Screening of CPT1A-Targeting Lipid Metabolism Modulators Using Mitochondrial Membrane Chromatography.
Wu SuFanding XuJinjin ZhongRanrui HuLizhuo WangHua LiZhiwei YangShuai GeHuaizhen HeShengli HanXiuying XieHui GuoLangchong HeJiankang LiuTao YiYu KongJiangang LongPublished in: ACS applied materials & interfaces (2024)

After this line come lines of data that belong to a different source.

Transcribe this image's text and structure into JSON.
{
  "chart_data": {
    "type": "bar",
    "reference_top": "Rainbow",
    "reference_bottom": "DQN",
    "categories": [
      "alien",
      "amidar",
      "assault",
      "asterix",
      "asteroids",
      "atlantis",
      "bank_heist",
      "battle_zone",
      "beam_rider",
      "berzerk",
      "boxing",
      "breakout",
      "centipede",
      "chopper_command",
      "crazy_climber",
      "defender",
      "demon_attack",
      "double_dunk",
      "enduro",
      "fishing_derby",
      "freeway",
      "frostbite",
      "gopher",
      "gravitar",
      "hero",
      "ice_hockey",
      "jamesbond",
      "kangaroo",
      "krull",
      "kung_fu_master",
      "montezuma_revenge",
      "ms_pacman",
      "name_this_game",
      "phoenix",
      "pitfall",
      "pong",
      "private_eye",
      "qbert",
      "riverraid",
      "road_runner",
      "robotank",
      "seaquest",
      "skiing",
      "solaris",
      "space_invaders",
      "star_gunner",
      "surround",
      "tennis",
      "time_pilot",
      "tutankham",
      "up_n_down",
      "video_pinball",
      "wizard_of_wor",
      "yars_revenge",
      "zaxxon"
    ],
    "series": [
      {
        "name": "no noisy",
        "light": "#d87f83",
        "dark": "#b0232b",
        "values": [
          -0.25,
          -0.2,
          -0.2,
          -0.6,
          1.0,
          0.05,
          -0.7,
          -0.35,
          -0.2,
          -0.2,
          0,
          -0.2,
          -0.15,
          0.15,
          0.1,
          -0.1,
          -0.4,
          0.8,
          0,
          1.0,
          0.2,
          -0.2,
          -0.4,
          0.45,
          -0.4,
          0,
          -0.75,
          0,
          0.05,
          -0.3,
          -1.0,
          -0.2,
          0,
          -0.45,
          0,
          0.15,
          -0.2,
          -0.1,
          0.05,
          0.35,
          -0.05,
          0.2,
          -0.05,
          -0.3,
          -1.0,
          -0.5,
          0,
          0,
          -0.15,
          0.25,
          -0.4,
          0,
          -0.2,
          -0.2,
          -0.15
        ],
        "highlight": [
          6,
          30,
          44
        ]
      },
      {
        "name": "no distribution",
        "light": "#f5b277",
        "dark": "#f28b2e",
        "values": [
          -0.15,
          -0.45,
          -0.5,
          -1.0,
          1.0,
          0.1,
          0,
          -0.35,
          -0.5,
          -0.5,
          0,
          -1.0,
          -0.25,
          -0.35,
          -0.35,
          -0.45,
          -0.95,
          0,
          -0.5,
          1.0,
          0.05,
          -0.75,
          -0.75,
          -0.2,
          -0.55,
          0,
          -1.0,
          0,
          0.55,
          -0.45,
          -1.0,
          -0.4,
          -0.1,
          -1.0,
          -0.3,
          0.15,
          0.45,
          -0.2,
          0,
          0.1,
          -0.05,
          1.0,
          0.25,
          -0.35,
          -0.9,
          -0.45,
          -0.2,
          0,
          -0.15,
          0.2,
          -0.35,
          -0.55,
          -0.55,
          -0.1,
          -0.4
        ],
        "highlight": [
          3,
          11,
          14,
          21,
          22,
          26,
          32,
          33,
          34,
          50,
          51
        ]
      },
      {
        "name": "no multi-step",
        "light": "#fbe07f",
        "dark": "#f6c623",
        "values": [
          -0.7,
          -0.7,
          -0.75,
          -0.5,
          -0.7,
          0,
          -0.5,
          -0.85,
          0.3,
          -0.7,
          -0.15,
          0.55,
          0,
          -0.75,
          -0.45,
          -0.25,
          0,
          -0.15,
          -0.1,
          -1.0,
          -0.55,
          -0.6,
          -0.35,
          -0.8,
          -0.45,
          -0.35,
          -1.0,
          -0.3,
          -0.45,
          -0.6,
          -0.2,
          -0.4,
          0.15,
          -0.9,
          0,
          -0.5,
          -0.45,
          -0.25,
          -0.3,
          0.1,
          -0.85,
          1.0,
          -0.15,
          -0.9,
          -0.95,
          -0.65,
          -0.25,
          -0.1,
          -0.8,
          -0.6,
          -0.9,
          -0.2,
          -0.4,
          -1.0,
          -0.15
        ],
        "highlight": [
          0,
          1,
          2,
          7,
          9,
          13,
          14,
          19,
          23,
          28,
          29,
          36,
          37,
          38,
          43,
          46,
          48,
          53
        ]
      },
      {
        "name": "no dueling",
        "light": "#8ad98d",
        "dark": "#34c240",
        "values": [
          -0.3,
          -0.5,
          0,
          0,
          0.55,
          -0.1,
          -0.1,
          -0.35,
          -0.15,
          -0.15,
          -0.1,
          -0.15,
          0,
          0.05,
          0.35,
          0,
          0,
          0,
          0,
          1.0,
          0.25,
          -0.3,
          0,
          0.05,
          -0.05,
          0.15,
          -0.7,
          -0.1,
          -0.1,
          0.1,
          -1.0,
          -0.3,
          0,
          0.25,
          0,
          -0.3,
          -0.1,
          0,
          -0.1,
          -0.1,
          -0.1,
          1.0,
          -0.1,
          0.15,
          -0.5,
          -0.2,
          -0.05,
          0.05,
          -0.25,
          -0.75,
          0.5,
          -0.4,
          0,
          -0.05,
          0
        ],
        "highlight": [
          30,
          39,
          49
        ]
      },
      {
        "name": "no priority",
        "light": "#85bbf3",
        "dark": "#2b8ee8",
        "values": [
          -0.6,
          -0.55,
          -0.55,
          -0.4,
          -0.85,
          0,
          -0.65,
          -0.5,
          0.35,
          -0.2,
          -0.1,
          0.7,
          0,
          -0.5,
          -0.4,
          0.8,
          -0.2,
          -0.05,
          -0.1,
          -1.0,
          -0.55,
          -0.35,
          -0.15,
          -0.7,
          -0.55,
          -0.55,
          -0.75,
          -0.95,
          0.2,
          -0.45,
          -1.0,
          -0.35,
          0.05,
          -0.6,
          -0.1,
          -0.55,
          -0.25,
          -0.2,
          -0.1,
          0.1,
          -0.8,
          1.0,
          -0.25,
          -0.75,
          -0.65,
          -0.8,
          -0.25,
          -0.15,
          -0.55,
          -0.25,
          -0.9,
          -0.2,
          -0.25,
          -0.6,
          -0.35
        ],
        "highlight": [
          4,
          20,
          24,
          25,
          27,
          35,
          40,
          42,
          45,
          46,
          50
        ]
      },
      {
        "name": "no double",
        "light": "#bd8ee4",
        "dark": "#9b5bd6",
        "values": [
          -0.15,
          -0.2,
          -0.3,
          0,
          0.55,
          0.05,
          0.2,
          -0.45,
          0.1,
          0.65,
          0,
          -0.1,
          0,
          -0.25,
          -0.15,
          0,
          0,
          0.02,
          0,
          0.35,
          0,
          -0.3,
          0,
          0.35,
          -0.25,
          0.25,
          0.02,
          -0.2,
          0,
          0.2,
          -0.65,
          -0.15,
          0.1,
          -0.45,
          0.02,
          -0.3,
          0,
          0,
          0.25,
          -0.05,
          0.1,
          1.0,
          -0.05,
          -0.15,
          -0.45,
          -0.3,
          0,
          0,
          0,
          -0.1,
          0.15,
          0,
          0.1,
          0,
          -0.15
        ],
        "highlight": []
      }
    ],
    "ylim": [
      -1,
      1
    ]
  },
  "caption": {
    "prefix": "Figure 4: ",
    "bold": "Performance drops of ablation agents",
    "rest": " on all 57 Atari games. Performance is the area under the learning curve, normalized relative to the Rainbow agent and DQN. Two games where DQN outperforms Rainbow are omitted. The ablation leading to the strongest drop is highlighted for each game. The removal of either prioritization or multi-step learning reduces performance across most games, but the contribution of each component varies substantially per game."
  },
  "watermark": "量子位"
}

Carnitine palmitoyltransferase 1A (CPT1A), which resides on the mitochondrial outer membrane, serves as the rate-limiting enzyme of fatty acid β-oxidation. Identifying the compounds targeting CPT1A warrants a promising candidate for modulating lipid metabolism. In this study, we developed a CPT1A-overexpressed mitochondrial membrane chromatography (MMC) to screen the compounds with affinity for CPT1A. Cells overexpressing CPT1A were cultured, and subsequently, their mitochondrial membrane was isolated and immobilized on amino-silica gel cross-linked by glutaraldehyde. After packing the mitochondrial membrane column, retention components of MMC were performed with LC/MS, whose analytic peaks provided structural information on compounds that might interact with mitochondrial membrane proteins. With the newly developed MMC-LC/MS approach, several Chinese traditional medicine extracts, such as Scutellariae Radix and Polygoni Cuspidati Rhizoma et Radix (PCRR), were analyzed. Five noteworthy compounds, baicalin, baicalein, wogonoside, wogonin, and resveratrol, were identified as enhancers of CPT1A enzyme activity, with resveratrol being a new agonist for CPT1A. The study suggests that MMC serves as a reliable screening system for efficiently identifying modulators targeting CPT1A from complex extracts.